Clark also became business partners with James Wilkinson, who was both a general in the American army and a spy on the payroll of the Spanish, and together they were important advisers to governor Miró. Wilkinson had arrived in New Orleans in 1787, been introduced to Governor Miró, swore his allegiance to Spain, and Clark had become his "agent." Together Clark and Wilkinson "encouraged the Louisiana–Kentucky trade by subsidies" and simultaneously initiated a local "tobacco crisis." Their methods were improper: "In August 1788 Wilkinson, Clark Sr., and Isaac Dunn signed 'Articles of Agreement' to foster a three-way trade involving merchandise imported from Philadelphia, western raw materials, and Louisiana specie—all completely illegal according to Spanish policy. In a letter written two months earlier, Colonel Clark had carefully explained the methods (judicious bribery, loopholes in mercantile policy) by which these products could be smuggled into and out of New Orleans." Wilkinson (and Clark) had a monopoly on "selling Kentucky produce in the Louisiana metropolis," which ultimately failed due to the "opposition by the rank-and-file" of settlers. Nonetheless, Clark and Wilkinson's trading firm in operation 1787 to 1791 "proved less rewarding than anticipated." The details of the failure are not well understood but the "alliance ended with General Wilkinson owing the elder Clark a goodly sum of money thus suggesting that the fault lay with Wilkinson." Historians have called this the Spanish Conspiracy, or alternatively, the Wilkinson Conspiracy.

He was on the Spanish census of Natchez inhabitants in 1792, living near Buffalo Creek. During the period of political instability in 1797 that preceded the eventual transfer of the Natchez District to the United States, local residents created competing committees supporting different political factions. The first, which was created in July 1797 and was generally composed of merchants who supported the views of Andrew Ellicott, was known as the Committee of Safety and consisted of Gabriel Benoist, Joseph Bernard, Peter Bryan Bruin, Daniel Clark Sr., Robert Dixon, Philander Smith, Isaac Gaillard, and Frederick Kimball. The committee organized in September 1797, which was composed largely of plantation owners and "debtors" and was loyal to adventurer Anthony Hutchins, consisted of Abner Green, Thomas Green Sr., Chester Ashley, Daniel Burnet, Landon Davis, Justice King, Dr. John Shaw, and James Stuart. When the Natchez District became the Mississippi Territory of the United States, Clark was one of the "men of means" who aligned himself with the Federalist Party generally and territorial governor Winthrop Sargent specifically. Sargent rewarded him by appointing him commander of the militia of Adams County, Mississippi Territory (the southern half of the Natchez District, contra Pickering County), and senior justice of the courts of quarter sessions and common pleas. Clark's plantation in this section was just north of the international boundary, and this was eventually surveyed and mapped as the settlement of Clarksville, and was where Louisiana governor Baron Carondelet "first proposed the boundary commission should meet."

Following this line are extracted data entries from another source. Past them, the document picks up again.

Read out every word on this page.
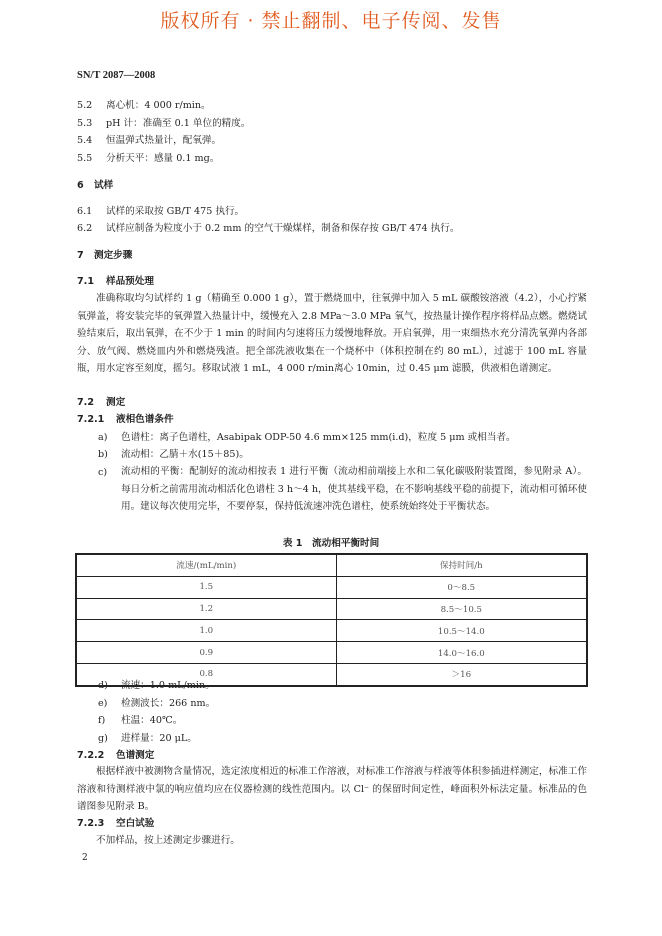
版权所有 · 禁止翻制、电子传阅、发售
SN/T 2087—2008
5.2 离心机：4 000 r/min。
5.3 pH 计：准确至 0.1 单位的精度。
5.4 恒温弹式热量计，配氧弹。
5.5 分析天平：感量 0.1 mg。
6 试样
6.1 试样的采取按 GB/T 475 执行。
6.2 试样应制备为粒度小于 0.2 mm 的空气干燥煤样，制备和保存按 GB/T 474 执行。
7 测定步骤
7.1 样品预处理
准确称取均匀试样约 1 g（精确至 0.000 1 g），置于燃烧皿中，往氧弹中加入 5 mL 碳酸铵溶液（4.2），小心拧紧氧弹盖，将安装完毕的氧弹置入热量计中，缓慢充入 2.8 MPa～3.0 MPa 氧气，按热量计操作程序将样品点燃。燃烧试验结束后，取出氧弹，在不少于 1 min 的时间内匀速将压力缓慢地释放。开启氧弹，用一束细热水充分清洗氧弹内各部分、放气阀、燃烧皿内外和燃烧残渣。把全部洗液收集在一个烧杯中（体积控制在约 80 mL），过滤于 100 mL 容量瓶，用水定容至刻度，摇匀。移取试液 1 mL，4 000 r/min离心 10min，过 0.45 μm 滤膜，供液相色谱测定。
7.2 测定
7.2.1 液相色谱条件
a) 色谱柱：离子色谱柱，Asabipak ODP-50 4.6 mm×125 mm(i.d)，粒度 5 μm 或相当者。
b) 流动相：乙腈＋水(15＋85)。
c) 流动相的平衡：配制好的流动相按表 1 进行平衡（流动相前端接上水和二氧化碳吸附装置图，参见附录 A）。每日分析之前需用流动相活化色谱柱 3 h～4 h，使其基线平稳，在不影响基线平稳的前提下，流动相可循环使用。建议每次使用完毕，不要停泵，保持低流速冲洗色谱柱，使系统始终处于平衡状态。
表 1　流动相平衡时间
流速/(mL/min)	保持时间/h
1.5	0～8.5
1.2	8.5～10.5
1.0	10.5～14.0
0.9	14.0～16.0
0.8	＞16
d) 流速：1.0 mL/min。
e) 检测波长：266 nm。
f) 柱温：40℃。
g) 进样量：20 μL。
7.2.2 色谱测定
根据样液中被测物含量情况，选定浓度相近的标准工作溶液，对标准工作溶液与样液等体积参插进样测定，标准工作溶液和待测样液中氯的响应值均应在仪器检测的线性范围内。以 Cl⁻ 的保留时间定性，峰面积外标法定量。标准品的色谱图参见附录 B。
7.2.3 空白试验
不加样品，按上述测定步骤进行。
2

By 1798 Daniel Clark Sr. was semi-retired from the groceries, tobacco, and slaves business, leaving his nephew to manage things. He was heavily indebted as well, so his expenses were paid from an annuity arranged by his nephew. He may have been appointed lieutenant colonial of the territorial militia for Adams County in 1799; following his death, "Banajah Osman" was appointed to replace him.

Daniel Clark Sr. died of a fever in 1800. His widow, Jane Hoops Clark, left the lower Mississippi and returned to her family in Philadelphia; she died there in 1812.